American Federation of Labor (AFL)
An umbrella organization for smaller independent unions founded and headed by labor organizer Samuel Gompers. The AFL protected only skilled workers and had a limited membership of a half a million workers around the turn of the century. It fought businesses for higher wages, shorter workdays, and improvements in the work environment.
Clayton Anti-Trust Act
Law passed in 1914 that was a much tougher replaced to the 1890 Sherman Act, a bill passed by Congress in 1890 that had been intended to ban big business monopolies. Ironically, lawmakers had used the Sherman Anti-Trust Act to prosecute more labor unions than corporate monopolies during the 1890s. Roosevelt and Taft later used the Sherman Anti-Trust Act to prosecute dozens of trusts like Standard Oil and the U.S. Steel Corporation. The 1914 Clayton Anti-Trust Act, however, eliminated many of the older act’s loopholes.
Horizontal Integration
A business tactic, often employed by Gilded Age businessmen—and targeted by Progressive Era reformers—that soght to put competitors out of business by selling one type of product in various markets. Another way to accomplish horizontal integration is to buy these competing companies and limit consumer access to a particular commodity, thereby creating a monopoly.
Muckrakers
Exposé writers who informed the public about many corporate evils and social injustices in the late nineteenth and early twentieth centuries. Many muckraker articles and books, such as Upton Sinclair’s novel The Jungle, pushed the US government to launch reform campaigns and contributed to the Progressive movement.
New Freedom
President Woodrow Wilson’s comprehensive package of domestic policies enacted during his first term that sought to lower tariffs, regulate trusts, and protect organized labor.
Open Door Notes
A group of notes sent by Secretary of State John Hay to Japan and several European powers, requesting that they respect Chinese rights and the policy of free trade. Hay sent the First Open Door Note in 1899, fearing that the United States would be excluded from lucrative trade rights in Asia. He drafted the Second Open Door Note in 1900, partly to ensure that the major European powers would recognize China’s territorial integrity, and partly because he feared that Europe would use the violence of the 1900 Boxer Rebellion as a justification for colonizing China.
Populist Party
Political party founded in 1891 by farmers in the Midwest who were suffering from the ill effects of high, pro–big-business tariffs. The Populists campaigned for shorter workdays, nationalization of public utilities, direct election of senators, the recall and referendum, a one-term limit for presidents, and cheap paper money backed by silver (at a ratio of sixteen ounces of silver to one ounce of gold). Although William Jennings Bryan’s loss in the election of 1896 broke up the party, Populist ideals endured and later coalesced into the Progressive movement.

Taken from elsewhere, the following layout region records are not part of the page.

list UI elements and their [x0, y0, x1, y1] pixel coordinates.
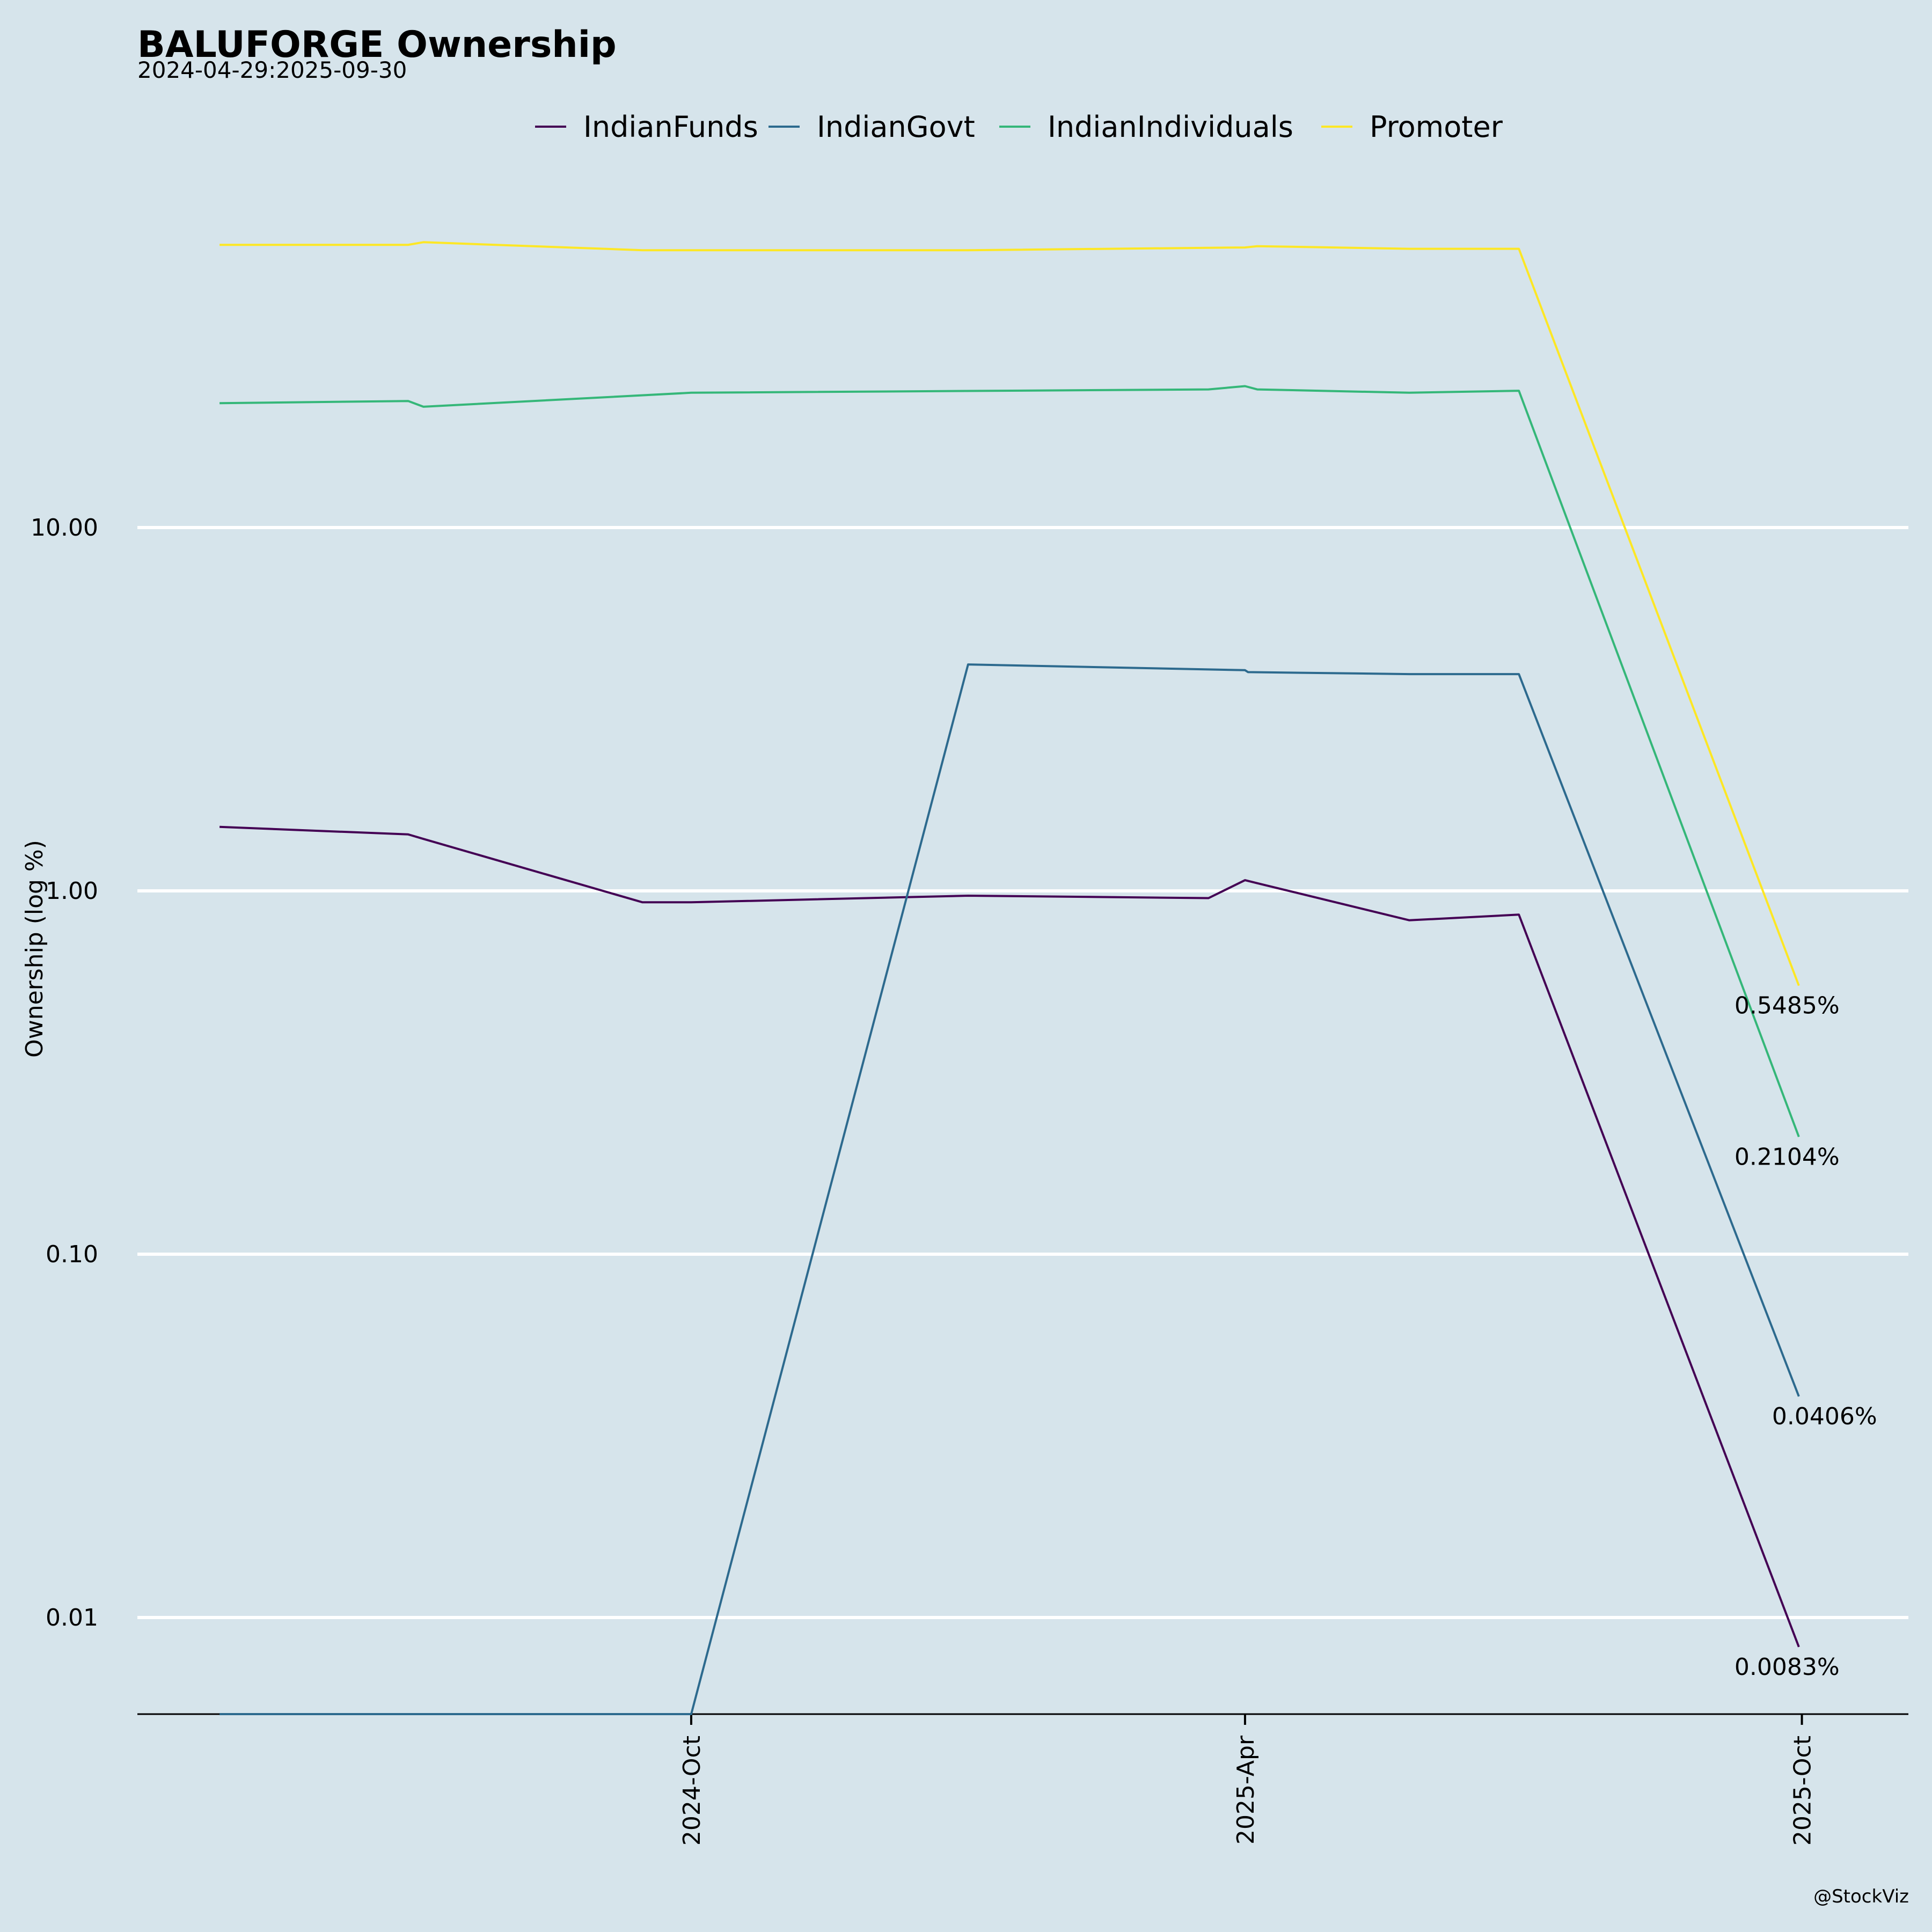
y-tick-label: 0.10 — [46, 1241, 98, 1268]
end-labels: 0.0083% 0.0406% 0.2104% 0.5485% — [1735, 992, 1877, 1681]
legend-label: IndianIndividuals — [1048, 110, 1293, 144]
end-label: 0.0083% — [1735, 1653, 1840, 1681]
x-axis: 2024-Oct 2025-Apr 2025-Oct — [137, 1713, 1908, 1846]
legend-label: IndianGovt — [817, 110, 975, 144]
series-line-indianfunds — [219, 825, 1800, 1648]
grid-lines: 10.00 1.00 0.10 0.01 — [31, 514, 1908, 1631]
end-label: 0.2104% — [1735, 1143, 1840, 1170]
legend-label: IndianFunds — [583, 110, 758, 144]
credit: @StockViz — [1813, 1886, 1909, 1907]
chart-title: BALUFORGE Ownership — [137, 24, 617, 66]
legend-label: Promoter — [1370, 110, 1503, 144]
legend: IndianFunds IndianGovt IndianIndividuals Pr… — [535, 110, 1503, 144]
series-lines — [219, 241, 1800, 1715]
chart-subtitle: 2024-04-29:2025-09-30 — [137, 57, 407, 83]
y-tick-label: 10.00 — [31, 514, 98, 541]
end-label: 0.0406% — [1772, 1403, 1877, 1430]
y-tick-label: 0.01 — [46, 1604, 98, 1631]
series-line-promoter — [219, 241, 1800, 986]
x-tick-label: 2024-Oct — [678, 1736, 706, 1846]
series-line-indiangovt — [219, 663, 1800, 1715]
x-tick-label: 2025-Oct — [1789, 1736, 1817, 1846]
x-tick-label: 2025-Apr — [1232, 1735, 1260, 1845]
y-tick-label: 1.00 — [46, 877, 98, 905]
y-axis-title: Ownership (log %) — [21, 840, 48, 1058]
series-line-indianindividuals — [219, 385, 1800, 1138]
end-label: 0.5485% — [1735, 992, 1840, 1020]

Roosevelt Corollary to the Monroe Doctrine
President Theodore Roosevelt’s addendum to the Monroe Doctrine, which effectively declared that only the United States could intervene in the affairs of Latin America. Roosevelt made the declaration in 1904 to prevent Britain, Germany, Italy, and other European nations from forcibly collecting unpaid debts in Latin America.
Square Deal
The collective term for Theodore Roosevelt’s set of progressive domestic policies, which aimed to regulate big business, help organized labor, protect consumers, and conserve the country’s dwindling natural resources.